Snack: golden delicious apple
Lunch: 2 turkey patties w/fat free American cheese, corn, and blackeye peas
Dinner: Chinese food (fried rice, various meats, lo mein)
Exercise: 1/4 mi walk, 30 mins pilates, 15 push-ups, 40 arm curls
Since we started this diet, my love for onions has grown exponentially. They add so much amazing flavor to every meal and are so easy to prepare. We put them in everything, from eggs to salads to mixed vegetable stir-fries to pot roast to, well, just sauteed onions as a side dish. I buy a bag of onions every week and we still somehow manage to run out before the next grocery run. It's gotten to the point where the smell of the onions I cut in the morning for my eggs sticks on my hands all day... And the smell comforts me. I know that sounds sick, but I just have grown to love them so much.
Today I've been thinking about the cliche metaphor of peeling back layers of yourself like peeling off the layers of an onion. I mean, we've all seen Shrek, right? You know what I'm talking about. I'm realizing more and more the symbolism between onions and weight loss.
Okay, bear with me. This might not be a good post to read if you've never visited my blog before. Cos it's about to get strange.
Onions are really ugly on the outside. Kind of like how I felt about myself before I started this weight loss journey. Not necessarily that I was ugly... But what I was doing to my body and how I thought about food was just that: Ugly. The outside of an onion is garbage. It needs to be removed so you can utilize the good stuff underneath. It's kind of like a protective layer for what's hiding inside. Almost like how I was using this extra weight as a guard so that I didn't have to deal with why I was gaining weight. Why I was mistreating my body. Why I wasn't living to my full potential. Why I ate uncontrollably, even when I was full. The outside wall I built up was garbage, and I needed to throw it out so I could utilize all the good stuff I have inside.

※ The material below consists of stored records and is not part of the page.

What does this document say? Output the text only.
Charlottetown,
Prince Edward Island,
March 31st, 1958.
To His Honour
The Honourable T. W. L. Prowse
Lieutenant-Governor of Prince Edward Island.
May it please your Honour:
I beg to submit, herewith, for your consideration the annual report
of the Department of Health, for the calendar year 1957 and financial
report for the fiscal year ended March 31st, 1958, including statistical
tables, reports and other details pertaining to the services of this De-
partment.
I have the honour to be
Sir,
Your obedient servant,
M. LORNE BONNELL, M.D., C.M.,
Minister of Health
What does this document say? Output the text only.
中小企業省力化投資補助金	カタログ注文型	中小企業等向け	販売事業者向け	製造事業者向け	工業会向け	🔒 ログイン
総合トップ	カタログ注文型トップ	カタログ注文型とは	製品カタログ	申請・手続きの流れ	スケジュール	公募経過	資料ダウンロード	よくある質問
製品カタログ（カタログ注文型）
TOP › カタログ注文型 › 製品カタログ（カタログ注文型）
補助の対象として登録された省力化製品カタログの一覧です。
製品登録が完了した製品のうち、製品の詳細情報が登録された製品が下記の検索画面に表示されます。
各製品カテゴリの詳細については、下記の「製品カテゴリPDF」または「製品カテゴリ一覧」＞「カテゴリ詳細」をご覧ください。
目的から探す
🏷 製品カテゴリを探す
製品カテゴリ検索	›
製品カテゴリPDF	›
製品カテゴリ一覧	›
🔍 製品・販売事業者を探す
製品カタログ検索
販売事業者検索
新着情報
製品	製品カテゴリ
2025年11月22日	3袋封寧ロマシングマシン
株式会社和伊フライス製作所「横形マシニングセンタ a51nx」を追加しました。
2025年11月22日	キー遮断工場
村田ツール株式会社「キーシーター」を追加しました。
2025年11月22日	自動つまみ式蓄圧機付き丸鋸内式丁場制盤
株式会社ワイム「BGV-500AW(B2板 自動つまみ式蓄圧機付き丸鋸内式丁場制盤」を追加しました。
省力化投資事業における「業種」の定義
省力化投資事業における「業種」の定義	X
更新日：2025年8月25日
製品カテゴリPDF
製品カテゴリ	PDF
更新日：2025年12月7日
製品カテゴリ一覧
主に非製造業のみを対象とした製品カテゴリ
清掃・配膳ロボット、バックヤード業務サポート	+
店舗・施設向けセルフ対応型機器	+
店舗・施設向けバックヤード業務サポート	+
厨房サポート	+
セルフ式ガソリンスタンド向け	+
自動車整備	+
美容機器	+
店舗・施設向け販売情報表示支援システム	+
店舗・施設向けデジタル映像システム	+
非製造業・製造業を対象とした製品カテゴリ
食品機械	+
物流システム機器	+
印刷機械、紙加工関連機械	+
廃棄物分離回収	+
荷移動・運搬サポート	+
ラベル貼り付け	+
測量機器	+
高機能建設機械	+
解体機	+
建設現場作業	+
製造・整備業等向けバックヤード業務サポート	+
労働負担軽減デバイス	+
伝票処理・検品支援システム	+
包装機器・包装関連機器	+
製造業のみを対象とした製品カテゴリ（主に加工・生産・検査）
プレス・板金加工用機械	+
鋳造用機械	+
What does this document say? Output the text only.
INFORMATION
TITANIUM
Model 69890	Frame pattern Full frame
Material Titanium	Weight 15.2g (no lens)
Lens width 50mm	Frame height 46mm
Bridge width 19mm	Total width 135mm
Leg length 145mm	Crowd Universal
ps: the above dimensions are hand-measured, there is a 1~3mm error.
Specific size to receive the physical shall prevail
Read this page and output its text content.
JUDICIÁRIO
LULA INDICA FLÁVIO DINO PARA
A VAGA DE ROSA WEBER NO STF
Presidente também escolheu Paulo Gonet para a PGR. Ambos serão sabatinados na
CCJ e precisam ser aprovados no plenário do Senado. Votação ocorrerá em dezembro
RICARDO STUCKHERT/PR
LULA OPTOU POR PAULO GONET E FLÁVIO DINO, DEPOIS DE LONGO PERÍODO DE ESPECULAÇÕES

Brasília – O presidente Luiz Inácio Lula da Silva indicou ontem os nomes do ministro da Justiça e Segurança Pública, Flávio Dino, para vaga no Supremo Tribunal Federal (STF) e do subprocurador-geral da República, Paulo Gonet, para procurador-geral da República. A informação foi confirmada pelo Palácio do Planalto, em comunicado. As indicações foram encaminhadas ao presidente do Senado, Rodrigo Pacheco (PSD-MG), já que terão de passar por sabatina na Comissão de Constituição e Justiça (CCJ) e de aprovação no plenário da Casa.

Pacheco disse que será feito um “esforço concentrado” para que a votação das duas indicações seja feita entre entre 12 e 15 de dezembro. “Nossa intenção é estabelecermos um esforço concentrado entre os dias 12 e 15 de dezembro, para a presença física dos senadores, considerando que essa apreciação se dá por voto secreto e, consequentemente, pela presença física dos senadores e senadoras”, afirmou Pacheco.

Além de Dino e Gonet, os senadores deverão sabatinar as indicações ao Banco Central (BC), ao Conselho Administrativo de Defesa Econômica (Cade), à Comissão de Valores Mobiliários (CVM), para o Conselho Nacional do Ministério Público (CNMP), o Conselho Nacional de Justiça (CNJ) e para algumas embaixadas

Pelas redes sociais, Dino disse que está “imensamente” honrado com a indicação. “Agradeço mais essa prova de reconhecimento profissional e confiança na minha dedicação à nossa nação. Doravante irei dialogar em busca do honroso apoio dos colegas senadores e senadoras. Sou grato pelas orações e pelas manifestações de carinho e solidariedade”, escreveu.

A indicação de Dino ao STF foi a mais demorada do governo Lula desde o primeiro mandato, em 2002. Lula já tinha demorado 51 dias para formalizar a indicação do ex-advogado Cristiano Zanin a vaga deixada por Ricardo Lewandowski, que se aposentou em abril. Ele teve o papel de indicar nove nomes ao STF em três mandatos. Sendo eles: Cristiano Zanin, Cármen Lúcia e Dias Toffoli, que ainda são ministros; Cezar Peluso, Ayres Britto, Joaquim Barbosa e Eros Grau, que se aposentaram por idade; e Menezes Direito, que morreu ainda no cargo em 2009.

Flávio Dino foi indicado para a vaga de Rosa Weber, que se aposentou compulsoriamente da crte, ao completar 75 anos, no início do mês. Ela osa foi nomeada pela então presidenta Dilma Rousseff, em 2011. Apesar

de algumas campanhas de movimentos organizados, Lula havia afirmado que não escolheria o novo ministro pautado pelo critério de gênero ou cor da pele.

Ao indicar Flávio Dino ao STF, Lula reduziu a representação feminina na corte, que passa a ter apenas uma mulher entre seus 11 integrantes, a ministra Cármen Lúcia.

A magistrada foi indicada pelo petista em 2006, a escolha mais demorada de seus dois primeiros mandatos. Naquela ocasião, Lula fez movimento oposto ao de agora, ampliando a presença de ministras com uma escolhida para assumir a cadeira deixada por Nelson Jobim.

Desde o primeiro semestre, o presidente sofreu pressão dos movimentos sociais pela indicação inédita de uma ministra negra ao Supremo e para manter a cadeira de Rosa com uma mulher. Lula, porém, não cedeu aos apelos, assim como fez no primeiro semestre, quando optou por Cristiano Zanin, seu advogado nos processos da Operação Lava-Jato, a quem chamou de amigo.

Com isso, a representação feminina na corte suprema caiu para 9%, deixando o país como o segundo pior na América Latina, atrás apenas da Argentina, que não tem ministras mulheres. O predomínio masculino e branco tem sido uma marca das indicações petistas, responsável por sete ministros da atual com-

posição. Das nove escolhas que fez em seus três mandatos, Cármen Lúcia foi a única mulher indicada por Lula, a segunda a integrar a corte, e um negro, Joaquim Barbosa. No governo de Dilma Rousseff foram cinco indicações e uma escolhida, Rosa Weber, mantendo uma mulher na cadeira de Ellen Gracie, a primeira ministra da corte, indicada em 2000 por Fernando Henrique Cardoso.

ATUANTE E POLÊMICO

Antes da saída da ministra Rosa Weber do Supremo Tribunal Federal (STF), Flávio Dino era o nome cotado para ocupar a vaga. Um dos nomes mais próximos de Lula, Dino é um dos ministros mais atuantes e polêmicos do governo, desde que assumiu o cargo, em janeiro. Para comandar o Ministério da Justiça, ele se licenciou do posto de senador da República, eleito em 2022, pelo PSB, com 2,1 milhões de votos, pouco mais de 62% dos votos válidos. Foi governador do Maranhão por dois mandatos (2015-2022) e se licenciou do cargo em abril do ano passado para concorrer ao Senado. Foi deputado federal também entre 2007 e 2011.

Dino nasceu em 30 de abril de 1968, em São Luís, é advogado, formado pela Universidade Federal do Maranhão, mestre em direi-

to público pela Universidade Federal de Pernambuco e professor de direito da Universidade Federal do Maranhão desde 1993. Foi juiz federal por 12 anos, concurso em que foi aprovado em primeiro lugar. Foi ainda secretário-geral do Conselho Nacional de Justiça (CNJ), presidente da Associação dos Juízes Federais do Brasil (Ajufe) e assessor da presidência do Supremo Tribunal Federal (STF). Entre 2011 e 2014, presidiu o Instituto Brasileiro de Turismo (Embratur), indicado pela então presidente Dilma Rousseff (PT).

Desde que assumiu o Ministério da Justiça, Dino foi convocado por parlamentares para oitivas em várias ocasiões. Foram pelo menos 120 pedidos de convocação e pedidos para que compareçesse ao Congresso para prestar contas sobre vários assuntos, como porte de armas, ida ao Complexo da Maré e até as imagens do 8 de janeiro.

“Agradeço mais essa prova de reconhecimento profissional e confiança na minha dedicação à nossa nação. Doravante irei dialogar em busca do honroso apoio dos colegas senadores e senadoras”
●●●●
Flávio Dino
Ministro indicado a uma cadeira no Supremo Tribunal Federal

Little by little that outside layer is coming off. It's not completely gone. I still have lapses in judgment when I forget what my goal is and that layer sticks on a little longer. As the layers fall away, though, and as the weight comes off, I pray that I get to know and love myself that much more. I pray that through the struggles and victories I face over the next months and years of my recovery from this addiction I can pull myself closer to God. I know that it is His strength I have to rely on to pull that layer off completely. Because he knows about all the good stuff I've got hiding underneath and I know He's ready for me to use it.